Das wussten auch Sabine Hausherr, Lore Penske, Scholastica Dey und Christiane Kummer. Alle vier mussten hart arbeiten, doch können heute gut davon leben. Doch noch immer hätten zu viele Frauen Angst, einen eigenen Handwerksbetrieb zu gründen, sagt Lore Penske: "Frauen müssten durch Förderprogramme noch mehr ermutigt werden, ins Handwerk zu gehen." Initiativen wie der "Girls Day" oder die Roadshow "Meine Zukunft. Chefin im Handwerk" vom Bundesministerium für Familie, Senioren, Frauen und Jugend zielen in diese Richtung.
"Frauen führen Betriebe letztlich gar nicht so anders", erzählt Bey. Auffällig sei, dass die Qualifikation von Frauen in den vergangenen Jahren enorm zugenommen habe. Kommunikativer seien sie ohnehin. Dennoch gründeten Frauen immer noch kleiner und seien weniger risikofreudig. Das geht auch aus einer aktuellen Studie der Förderbank Kreditanstalt für Wiederaufbau (KfW) hervor. In der Weiberwirtschaft organisieren Frauen sich in kleinen "Erfolgsteams", um sich über Erfahrungen und Fehler auszutauschen.

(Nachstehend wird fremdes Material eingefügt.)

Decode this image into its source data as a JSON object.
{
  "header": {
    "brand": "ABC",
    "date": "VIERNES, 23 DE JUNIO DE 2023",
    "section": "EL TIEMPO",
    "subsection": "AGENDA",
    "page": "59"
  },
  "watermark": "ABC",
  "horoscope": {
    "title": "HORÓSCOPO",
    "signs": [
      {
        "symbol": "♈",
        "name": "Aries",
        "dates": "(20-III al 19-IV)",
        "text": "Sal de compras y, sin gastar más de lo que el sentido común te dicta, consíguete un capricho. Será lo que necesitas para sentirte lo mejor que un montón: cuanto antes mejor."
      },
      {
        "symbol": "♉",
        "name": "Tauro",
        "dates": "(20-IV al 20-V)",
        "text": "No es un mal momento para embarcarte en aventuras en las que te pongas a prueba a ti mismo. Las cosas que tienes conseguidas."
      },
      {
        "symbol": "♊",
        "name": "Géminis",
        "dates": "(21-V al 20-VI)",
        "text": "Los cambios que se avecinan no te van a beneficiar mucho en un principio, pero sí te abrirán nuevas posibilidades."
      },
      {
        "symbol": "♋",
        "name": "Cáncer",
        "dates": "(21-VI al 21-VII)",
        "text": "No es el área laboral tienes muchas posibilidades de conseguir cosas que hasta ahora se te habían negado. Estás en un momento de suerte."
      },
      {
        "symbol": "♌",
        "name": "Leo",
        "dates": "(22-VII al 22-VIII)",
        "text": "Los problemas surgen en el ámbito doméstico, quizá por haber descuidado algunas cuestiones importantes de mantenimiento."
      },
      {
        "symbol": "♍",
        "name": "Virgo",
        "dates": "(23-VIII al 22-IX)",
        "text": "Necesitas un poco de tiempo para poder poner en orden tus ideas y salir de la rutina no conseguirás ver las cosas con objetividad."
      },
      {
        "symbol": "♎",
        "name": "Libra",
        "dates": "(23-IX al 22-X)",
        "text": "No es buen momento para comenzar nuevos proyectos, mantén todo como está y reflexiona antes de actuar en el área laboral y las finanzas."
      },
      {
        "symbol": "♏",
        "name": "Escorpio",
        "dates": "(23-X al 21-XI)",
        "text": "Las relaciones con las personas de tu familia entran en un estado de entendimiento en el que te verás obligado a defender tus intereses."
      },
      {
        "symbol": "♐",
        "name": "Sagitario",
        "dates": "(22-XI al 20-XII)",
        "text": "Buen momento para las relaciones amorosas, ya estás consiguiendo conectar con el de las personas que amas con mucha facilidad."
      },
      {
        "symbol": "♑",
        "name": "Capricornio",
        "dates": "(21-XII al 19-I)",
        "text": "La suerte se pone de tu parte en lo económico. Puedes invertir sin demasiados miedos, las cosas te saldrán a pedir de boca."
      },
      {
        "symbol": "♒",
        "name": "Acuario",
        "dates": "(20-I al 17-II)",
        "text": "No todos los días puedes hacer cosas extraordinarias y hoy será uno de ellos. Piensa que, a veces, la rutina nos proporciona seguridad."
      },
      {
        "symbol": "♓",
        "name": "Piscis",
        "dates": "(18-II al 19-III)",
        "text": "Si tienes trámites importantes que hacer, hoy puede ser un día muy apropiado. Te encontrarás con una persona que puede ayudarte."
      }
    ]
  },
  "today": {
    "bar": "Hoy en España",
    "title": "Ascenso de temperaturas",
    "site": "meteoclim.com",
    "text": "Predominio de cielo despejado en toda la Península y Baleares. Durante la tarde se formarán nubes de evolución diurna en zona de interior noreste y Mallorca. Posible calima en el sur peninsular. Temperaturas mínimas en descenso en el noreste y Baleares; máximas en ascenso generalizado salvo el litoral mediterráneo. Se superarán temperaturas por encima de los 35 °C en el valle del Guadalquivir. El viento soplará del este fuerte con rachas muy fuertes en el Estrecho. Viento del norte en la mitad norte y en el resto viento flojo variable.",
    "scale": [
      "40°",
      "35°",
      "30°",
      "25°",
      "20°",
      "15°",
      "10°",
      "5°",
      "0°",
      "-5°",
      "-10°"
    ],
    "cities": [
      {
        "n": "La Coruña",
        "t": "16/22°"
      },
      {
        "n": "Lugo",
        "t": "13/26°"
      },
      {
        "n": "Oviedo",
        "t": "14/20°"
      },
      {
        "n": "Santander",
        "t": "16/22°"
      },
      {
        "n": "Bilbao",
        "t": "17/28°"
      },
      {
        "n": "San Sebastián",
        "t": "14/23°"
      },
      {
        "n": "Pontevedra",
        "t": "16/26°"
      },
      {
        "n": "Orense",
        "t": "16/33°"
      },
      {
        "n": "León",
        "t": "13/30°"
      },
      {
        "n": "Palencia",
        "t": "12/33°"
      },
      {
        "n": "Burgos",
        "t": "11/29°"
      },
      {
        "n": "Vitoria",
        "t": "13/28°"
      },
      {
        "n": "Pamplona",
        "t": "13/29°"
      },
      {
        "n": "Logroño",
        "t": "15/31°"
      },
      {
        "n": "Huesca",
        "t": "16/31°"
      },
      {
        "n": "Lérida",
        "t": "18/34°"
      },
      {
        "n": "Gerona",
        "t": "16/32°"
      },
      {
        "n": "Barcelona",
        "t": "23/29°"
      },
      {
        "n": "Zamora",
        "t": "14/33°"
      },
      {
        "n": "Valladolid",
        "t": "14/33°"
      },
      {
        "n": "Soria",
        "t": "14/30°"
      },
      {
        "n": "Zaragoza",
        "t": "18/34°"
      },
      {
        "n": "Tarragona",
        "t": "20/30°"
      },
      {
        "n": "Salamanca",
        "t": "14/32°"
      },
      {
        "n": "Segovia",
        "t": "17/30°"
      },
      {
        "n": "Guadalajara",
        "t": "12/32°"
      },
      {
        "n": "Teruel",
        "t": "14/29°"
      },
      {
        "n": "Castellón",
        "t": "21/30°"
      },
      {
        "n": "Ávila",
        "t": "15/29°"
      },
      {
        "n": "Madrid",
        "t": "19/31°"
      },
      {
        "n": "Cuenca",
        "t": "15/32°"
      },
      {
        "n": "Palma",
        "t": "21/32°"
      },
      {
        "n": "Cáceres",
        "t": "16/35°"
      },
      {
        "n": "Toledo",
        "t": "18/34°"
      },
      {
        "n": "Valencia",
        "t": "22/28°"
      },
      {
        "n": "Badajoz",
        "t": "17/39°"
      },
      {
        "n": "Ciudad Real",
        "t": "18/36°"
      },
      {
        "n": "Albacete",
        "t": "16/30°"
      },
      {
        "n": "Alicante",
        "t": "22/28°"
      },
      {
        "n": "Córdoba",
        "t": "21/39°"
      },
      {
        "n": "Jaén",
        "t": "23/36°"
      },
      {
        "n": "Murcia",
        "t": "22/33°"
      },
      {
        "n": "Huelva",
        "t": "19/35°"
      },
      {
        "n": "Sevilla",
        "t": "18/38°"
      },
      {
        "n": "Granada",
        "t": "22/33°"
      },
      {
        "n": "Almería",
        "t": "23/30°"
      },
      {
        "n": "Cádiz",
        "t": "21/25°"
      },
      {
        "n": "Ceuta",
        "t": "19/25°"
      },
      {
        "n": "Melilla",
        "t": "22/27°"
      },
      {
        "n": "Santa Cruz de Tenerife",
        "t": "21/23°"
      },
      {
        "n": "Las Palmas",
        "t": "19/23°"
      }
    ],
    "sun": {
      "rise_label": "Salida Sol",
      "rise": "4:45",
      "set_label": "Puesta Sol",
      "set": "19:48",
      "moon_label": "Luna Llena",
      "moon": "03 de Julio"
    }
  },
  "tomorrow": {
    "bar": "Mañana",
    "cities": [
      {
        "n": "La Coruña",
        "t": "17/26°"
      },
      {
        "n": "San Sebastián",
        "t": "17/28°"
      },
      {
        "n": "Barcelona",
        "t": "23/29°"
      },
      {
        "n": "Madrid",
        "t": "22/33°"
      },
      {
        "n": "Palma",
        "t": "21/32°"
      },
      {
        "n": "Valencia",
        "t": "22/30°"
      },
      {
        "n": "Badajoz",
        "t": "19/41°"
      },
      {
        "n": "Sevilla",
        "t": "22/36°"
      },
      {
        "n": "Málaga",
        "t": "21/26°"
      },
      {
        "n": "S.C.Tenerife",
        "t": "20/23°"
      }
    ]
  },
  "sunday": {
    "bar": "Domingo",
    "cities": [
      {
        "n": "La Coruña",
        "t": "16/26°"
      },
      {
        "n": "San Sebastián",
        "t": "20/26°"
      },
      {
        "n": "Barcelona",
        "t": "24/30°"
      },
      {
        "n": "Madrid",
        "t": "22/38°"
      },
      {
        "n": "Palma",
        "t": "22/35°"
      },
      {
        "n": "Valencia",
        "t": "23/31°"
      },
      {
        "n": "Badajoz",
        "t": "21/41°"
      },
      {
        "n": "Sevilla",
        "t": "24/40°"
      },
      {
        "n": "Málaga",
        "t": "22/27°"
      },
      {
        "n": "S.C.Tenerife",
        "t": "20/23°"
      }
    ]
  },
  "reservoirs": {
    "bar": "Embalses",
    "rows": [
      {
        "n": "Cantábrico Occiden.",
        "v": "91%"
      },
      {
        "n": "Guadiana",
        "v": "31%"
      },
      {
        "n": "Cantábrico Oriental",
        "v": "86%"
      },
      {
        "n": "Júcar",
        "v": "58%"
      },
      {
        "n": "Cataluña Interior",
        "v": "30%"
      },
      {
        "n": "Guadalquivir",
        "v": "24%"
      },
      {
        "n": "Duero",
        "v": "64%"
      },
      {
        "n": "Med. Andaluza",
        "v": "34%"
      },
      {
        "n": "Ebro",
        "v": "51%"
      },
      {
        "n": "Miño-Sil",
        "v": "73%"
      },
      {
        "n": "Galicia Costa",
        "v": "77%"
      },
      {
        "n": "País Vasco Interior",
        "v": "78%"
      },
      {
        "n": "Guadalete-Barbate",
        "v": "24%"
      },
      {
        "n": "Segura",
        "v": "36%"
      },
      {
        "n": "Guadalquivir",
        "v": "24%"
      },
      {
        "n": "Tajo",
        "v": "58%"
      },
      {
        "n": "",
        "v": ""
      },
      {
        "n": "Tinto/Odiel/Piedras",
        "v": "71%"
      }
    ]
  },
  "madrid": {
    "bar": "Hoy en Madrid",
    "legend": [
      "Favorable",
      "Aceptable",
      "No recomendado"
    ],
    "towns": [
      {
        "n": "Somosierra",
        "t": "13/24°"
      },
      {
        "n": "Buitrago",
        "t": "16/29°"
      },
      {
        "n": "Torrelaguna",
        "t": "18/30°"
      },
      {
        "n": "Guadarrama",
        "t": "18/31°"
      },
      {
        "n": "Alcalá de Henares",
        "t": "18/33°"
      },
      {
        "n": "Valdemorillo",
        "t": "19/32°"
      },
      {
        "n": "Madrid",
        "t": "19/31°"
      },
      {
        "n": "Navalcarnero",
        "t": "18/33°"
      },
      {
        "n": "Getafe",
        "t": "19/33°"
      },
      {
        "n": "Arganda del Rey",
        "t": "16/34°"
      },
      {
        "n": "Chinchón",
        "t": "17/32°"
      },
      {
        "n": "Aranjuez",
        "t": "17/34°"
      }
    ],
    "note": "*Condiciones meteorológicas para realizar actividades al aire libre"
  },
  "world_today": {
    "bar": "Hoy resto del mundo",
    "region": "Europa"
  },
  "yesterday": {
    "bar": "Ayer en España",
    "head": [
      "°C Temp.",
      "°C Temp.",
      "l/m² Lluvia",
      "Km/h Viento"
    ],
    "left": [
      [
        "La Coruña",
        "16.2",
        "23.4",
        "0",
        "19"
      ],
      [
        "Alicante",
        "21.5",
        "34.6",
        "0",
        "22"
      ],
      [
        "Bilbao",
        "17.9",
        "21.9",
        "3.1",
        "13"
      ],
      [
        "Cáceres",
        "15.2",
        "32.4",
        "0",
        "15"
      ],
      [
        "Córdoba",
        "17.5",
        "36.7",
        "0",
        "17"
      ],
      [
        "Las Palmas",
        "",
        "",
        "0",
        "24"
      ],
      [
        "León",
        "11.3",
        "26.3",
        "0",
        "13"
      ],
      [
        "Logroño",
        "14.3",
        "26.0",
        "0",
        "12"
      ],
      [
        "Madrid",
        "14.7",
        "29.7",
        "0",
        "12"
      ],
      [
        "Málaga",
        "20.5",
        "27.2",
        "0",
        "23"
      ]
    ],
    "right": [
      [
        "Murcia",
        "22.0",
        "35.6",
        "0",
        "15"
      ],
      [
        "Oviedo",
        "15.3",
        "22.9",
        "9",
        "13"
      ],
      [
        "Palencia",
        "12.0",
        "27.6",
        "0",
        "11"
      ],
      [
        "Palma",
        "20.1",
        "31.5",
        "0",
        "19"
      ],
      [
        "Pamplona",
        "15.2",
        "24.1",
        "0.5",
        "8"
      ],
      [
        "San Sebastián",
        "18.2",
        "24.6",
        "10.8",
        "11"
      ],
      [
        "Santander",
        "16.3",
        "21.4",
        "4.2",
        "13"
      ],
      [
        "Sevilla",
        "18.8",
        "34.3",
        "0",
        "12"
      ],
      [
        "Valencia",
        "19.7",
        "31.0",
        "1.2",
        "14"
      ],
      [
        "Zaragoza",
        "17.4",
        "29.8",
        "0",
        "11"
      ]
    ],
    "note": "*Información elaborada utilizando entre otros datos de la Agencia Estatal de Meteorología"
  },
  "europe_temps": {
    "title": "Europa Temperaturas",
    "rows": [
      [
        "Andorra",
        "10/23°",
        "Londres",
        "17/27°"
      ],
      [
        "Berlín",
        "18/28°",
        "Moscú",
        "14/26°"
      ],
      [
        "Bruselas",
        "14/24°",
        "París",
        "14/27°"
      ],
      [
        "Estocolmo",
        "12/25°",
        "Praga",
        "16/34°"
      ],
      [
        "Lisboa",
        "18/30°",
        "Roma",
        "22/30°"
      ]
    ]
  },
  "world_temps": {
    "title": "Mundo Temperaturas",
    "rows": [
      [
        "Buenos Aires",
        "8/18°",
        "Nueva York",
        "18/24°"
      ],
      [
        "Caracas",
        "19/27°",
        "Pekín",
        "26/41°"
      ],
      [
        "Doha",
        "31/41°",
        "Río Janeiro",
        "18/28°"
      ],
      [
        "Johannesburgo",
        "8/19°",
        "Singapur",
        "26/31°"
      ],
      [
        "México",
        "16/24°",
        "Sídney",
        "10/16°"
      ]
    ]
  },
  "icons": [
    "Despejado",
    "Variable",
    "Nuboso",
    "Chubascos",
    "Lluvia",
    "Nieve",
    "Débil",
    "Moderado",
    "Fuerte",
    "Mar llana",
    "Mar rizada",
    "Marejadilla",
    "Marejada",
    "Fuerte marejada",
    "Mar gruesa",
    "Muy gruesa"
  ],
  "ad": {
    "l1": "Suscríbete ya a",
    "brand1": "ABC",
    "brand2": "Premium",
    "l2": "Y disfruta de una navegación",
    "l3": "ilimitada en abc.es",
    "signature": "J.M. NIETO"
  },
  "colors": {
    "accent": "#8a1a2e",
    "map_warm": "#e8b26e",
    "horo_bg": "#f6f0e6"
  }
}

Ähnlich läuft es auch bei den Hamburger Tischlerinnen. "Wir haben immer ein offenes Ohr für die anderen, auch für Kritik", sagt Scholastica Dey. Es falle Frauen tatsächlich leichter, Hilfe und Kritik anzunehmen, glaubt sie. Jeden Freitag treffen die vier sich zu einer Arbeitsbesprechung, um einen Plan für die kommende Woche zu machen. Da ist tatsächlich Zeit für ein kleines Kaffeekränzchen. Doch dann geht jede wieder an ihre Arbeit.